Home / News / World /  'Triple crisis' will ensue as fresh water demand will outstrip supply by 40% within 2030

Acute water crisis is not a new threat to human existence on Earth. Excessive extraction of fresh water for activities like agriculture, mining, and manufacturing among others are responsible for the rapidly deteriorating supply of fresh water on Earth.

The experts have warned that if governments dont take action immediately, fresh water supply will outstrip the supply of fresh water by a whopping 40%, by 2030, seven years from now. 

A report on economics of water have alerted that countries need to start to manage water as a global common good, because most countries are highly dependent on their neighbours for water supplies, and overuse, pollution and the climate crisis threaten water supplies globally. 

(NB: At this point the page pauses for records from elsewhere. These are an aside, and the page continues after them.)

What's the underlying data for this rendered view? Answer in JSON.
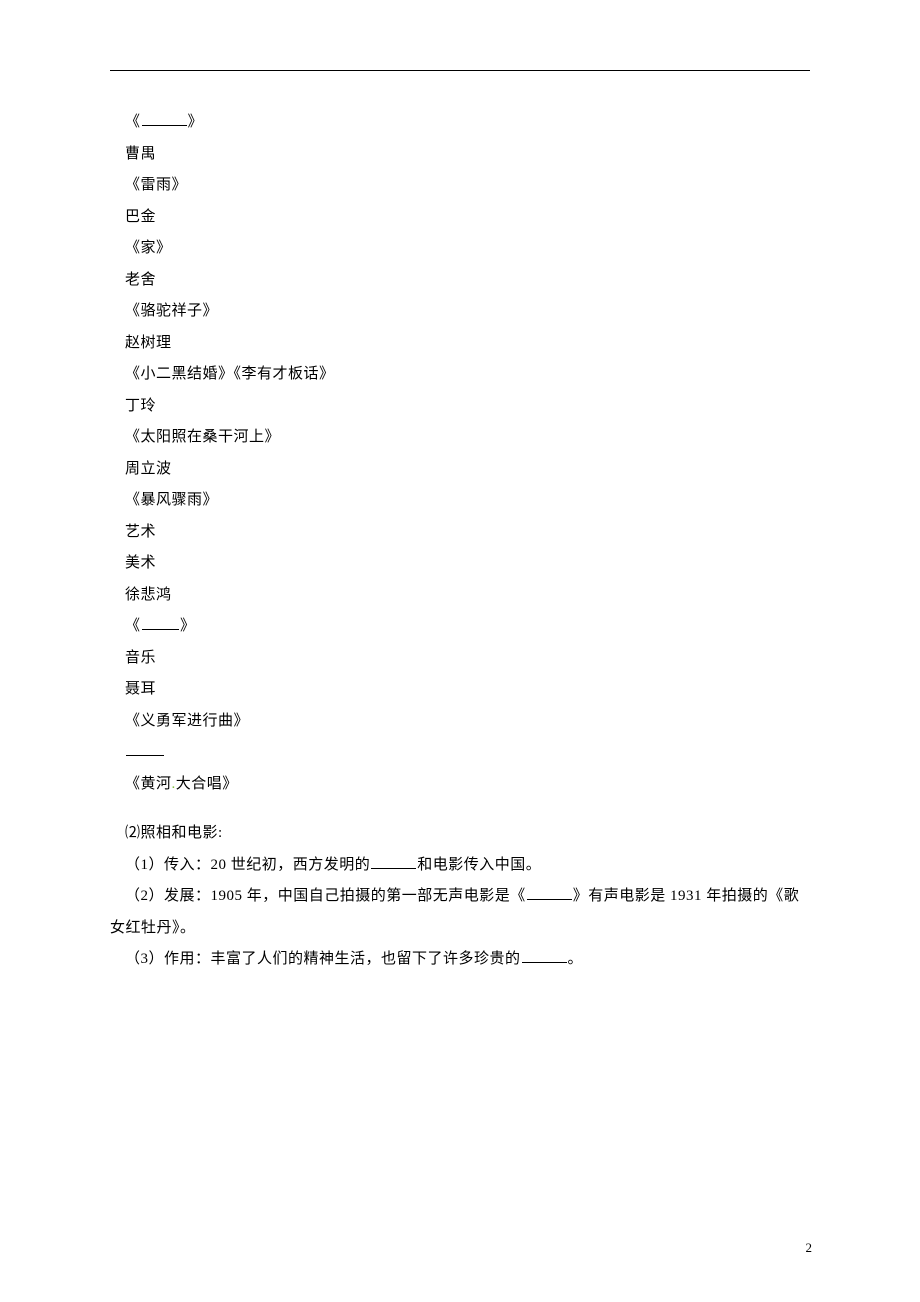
{
  "lines": {
    "l01a": "《",
    "l01b": "》",
    "l02": "曹禺",
    "l03": "《雷雨》",
    "l04": "巴金",
    "l05": "《家》",
    "l06": "老舍",
    "l07": "《骆驼祥子》",
    "l08": "赵树理",
    "l09": "《小二黑结婚》《李有才板话》",
    "l10": "丁玲",
    "l11": "《太阳照在桑干河上》",
    "l12": "周立波",
    "l13": "《暴风骤雨》",
    "l14": "艺术",
    "l15": "美术",
    "l16": "徐悲鸿",
    "l17a": "《",
    "l17b": "》",
    "l18": "音乐",
    "l19": "聂耳",
    "l20": "《义勇军进行曲》",
    "l21": "",
    "l22a": "《黄河",
    "l22b": "大合唱》",
    "l23": "⑵照相和电影:",
    "l24a": "（1）传入：20 世纪初，西方发明的",
    "l24b": "和电影传入中国。",
    "l25a": "（2）发展：1905 年，中国自己拍摄的第一部无声电影是《",
    "l25b": "》有声电影是 1931 年拍摄的《歌",
    "l26": "女红牡丹》。",
    "l27a": "（3）作用：丰富了人们的精神生活，也留下了许多珍贵的",
    "l27b": "。"
  },
  "page_number": "2"
}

“The scientific evidence is that we have a water crisis. We are misusing water, polluting water, and changing the whole global hydrological cycle, through what we are doing to the climate. It’s a triple crisis," Johan Rockstrom, the director of the Potsdam Institute for Climate Impact Research and co-chair of the Global Commission on the Economics of Water, and a lead author of the report, told the Guardian. 

Water is fundamental to the climate crisis and the global food crisis. “There will be no agricultural revolution unless we fix water," said Rockstrom. “Behind all these challenges we are facing, there’s always water, and we never talk about water."

Most countries depend for about half of their water supply on the evaporation of water from neighbouring countries – known as “green" water because it is held in soils and delivered from transpiration in forests and other ecosystems, when plants take up water from the soil and release vapour into the air from their leaves, the Guardian report quotes.

The UN water summit, led by the governments of the Netherlands and Tajikistan, will take place in New York on 22 March.

It will mark the first time in more than four decades the UN has met to discuss water, with previous attempts stymied by governments reluctant to countenance any form of international governance of the resource.